Kennis, openheid en communicatie
Zet tien architecten bij elkaar, laat de term ‘seriematig bouwen’ vallen en je kunt voorspellen wat er gebeurt. Kleeft aan fabrieksmatig (of industrieel) bouwen een hardnekkig imago? Joost Mulder: ‘Conceptmatig bouwen wordt inderdaad soms nog negatief benaderd. Dat komt door slechte voorbeelden uit het verleden, terwijl het juist veel kansen biedt. Een fabrieksmatig geproduceerde woning is beter betaalbaar, er zijn minder faalkosten en minder afval, het wordt veiliger op de bouwplaats, het kan sneller, en wel degelijk goed. Of een woning deels of helemaal uit een fabriek komt, moet eigenlijk niet uitmaken.
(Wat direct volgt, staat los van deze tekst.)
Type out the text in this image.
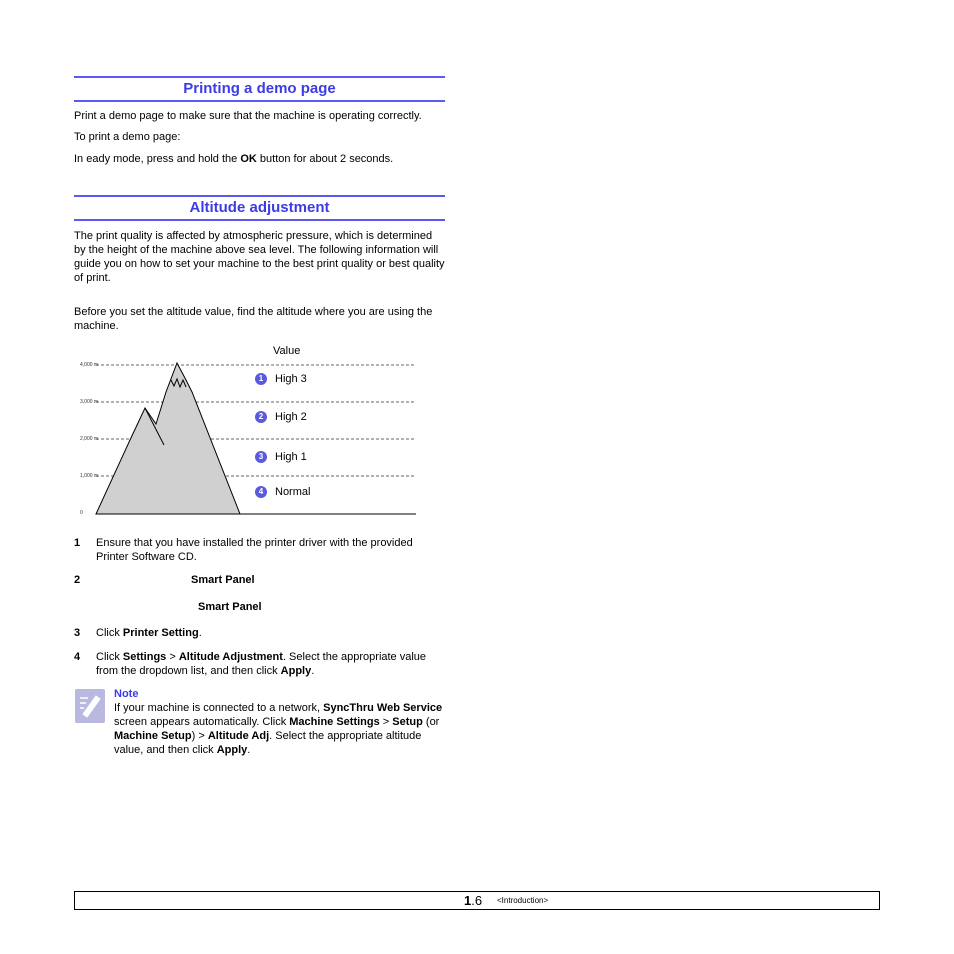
Printing a demo page
Print a demo page to make sure that the machine is operating correctly.
To print a demo page:
In eady mode, press and hold the OK button for about 2 seconds.
Altitude adjustment
The print quality is affected by atmospheric pressure, which is determined by the height of the machine above sea level. The following information will guide you on how to set your machine to the best print quality or best quality of print.
Before you set the altitude value, find the altitude where you are using the machine.
Value
4,000 m
3,000 m
2,000 m
1,000 m
0
1	High 3
2	High 2
3	High 1
4	Normal
1 Ensure that you have installed the printer driver with the provided Printer Software CD.
2	Smart Panel
Smart Panel
3 Click Printer Setting.
4 Click Settings > Altitude Adjustment. Select the appropriate value from the dropdown list, and then click Apply.
Note
If your machine is connected to a network, SyncThru Web Service screen appears automatically. Click Machine Settings > Setup (or Machine Setup) > Altitude Adj. Select the appropriate altitude value, and then click Apply.
1.6 <Introduction>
Frits Palmboom: ‘Seriematig ontwerpen is eigenlijk al zo oud als de Woningwet. Als student in Delft werd ik al grootgebracht met het werk van Berlage, Dudok, de bouwmeesters van het Bauhaus. Zij waren niet vies van standaardisatie en herhaling, vanuit het oogpunt van betaalbaarheid, regelmaat en massaproductie voor de volkswoningbouw. Maar op cruciale punten combineerden ze het altijd met maatwerk. Die woningen kwamen nog niet uit de fabriek. Het is een enorme uitdaging om met fabrieksmatige productie dat soort kwaliteit te evenaren.’
Goede samenhang met openbare ruimte
Palmboom publiceerde begin 2023 Ruimtelijke kwaliteit bij fabrieksmatige woningbouw, waarin hij ervoor pleit niet alleen te letten op kwantiteit, kosten en snelheid, maar ook op een zo hoog mogelijke ruimtelijke kwaliteit. De stedenbouwkundige inpassing zou daarvoor cruciaal zijn. Tussen de regels is de zorg te lezen dat onder druk van de hoge woningnood de kwaliteit in het gedrang komt. Zoals wel vaker is gebeurd. Palmboom: ‘In mijn pamflet – want dat is het – laat ik zien dat het slecht kan uitpakken als de systematiek van de productie de overhand krijgt, zoals in de stedenbouw van de jaren zestig. Ik pleit voor het vergroten van de souplesse van bouwsystemen. Je moet het bouwen in series kunnen combineren met uitzonderingen, bijzonderheden, met goede details. Want fabrieksmatig bouwen moet anno 2023 inspelen op actuele uitdagingen, zoals binnenstedelijk bouwen in complexe situaties. Of het ontwikkelen in landschappelijk gevoelige locaties. En in een goede samenhang met de openbare ruimte.’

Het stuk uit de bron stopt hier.